One ought not to suggest that John and Robert Kennedy were assassinated because they adhered to this code, but their younger brother’s troubles as re-created in Chappaquiddick can be traced straight back to it, and are. Hardened by self-righteous anger, Helms’ Joe Gargan confronts Ted Kennedy at one point during his messy, disheartening response to the crash that, after all, killed another person, telling him that he is not a victim. But Ted Kennedy, like most men reared in his time, is a victim, though not in the way that Gargan is thinking of.

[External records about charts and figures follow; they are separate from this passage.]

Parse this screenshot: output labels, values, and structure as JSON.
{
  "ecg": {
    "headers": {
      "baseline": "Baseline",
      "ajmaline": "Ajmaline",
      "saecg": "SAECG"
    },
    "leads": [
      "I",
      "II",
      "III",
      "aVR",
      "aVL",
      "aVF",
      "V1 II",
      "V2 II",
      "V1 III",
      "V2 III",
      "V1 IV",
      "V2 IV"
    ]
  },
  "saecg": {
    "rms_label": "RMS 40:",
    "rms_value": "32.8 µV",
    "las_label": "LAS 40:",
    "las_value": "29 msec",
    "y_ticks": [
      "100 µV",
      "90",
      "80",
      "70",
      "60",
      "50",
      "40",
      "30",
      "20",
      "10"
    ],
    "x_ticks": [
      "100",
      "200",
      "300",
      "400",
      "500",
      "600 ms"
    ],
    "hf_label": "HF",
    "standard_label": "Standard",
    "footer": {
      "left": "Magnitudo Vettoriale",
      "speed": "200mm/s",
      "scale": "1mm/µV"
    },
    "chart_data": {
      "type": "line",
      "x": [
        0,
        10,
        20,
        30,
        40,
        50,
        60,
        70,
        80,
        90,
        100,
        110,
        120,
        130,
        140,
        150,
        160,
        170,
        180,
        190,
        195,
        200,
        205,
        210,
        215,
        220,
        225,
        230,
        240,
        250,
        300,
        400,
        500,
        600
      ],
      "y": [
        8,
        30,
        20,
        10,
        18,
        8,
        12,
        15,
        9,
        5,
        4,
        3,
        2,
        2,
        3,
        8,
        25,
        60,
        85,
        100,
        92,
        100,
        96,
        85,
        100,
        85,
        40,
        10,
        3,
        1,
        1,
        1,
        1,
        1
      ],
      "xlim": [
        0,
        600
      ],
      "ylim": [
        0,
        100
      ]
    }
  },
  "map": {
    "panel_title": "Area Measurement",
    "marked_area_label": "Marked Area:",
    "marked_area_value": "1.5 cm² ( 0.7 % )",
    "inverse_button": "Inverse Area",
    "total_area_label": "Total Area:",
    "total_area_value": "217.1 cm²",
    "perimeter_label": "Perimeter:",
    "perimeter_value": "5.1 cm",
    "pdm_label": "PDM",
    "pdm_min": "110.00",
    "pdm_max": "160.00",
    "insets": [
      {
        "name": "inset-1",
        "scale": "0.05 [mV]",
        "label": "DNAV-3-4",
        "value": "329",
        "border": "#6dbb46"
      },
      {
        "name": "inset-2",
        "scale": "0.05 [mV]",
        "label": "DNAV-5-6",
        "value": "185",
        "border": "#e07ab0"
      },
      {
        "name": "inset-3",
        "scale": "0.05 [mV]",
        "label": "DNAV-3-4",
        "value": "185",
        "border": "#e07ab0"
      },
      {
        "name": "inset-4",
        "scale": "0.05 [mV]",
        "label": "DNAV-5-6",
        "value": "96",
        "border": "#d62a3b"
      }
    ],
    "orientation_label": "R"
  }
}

Chappaquiddick feeds into the narcissism of focusing on male suffering when it is in truth eclipsed by the suffering of others with the misfortune not to be important men, but it also subtly tracks, so deep in the subtextual background that it could easily be missed, that this narcissism (a trait not alien to the Kennedys, whatever other positive things might be said about them) can also be debilitating, a peculiar species of slow-poison curse. There is a tension of surface and depths, fantasy and reality, political spin and bare human tragedy, in Chappaquiddick. As in the case of the real-life incident as well as in the case of the Kennedy political legacy, that is a tension that is never, and inherently can never be, satisfactorily resolved.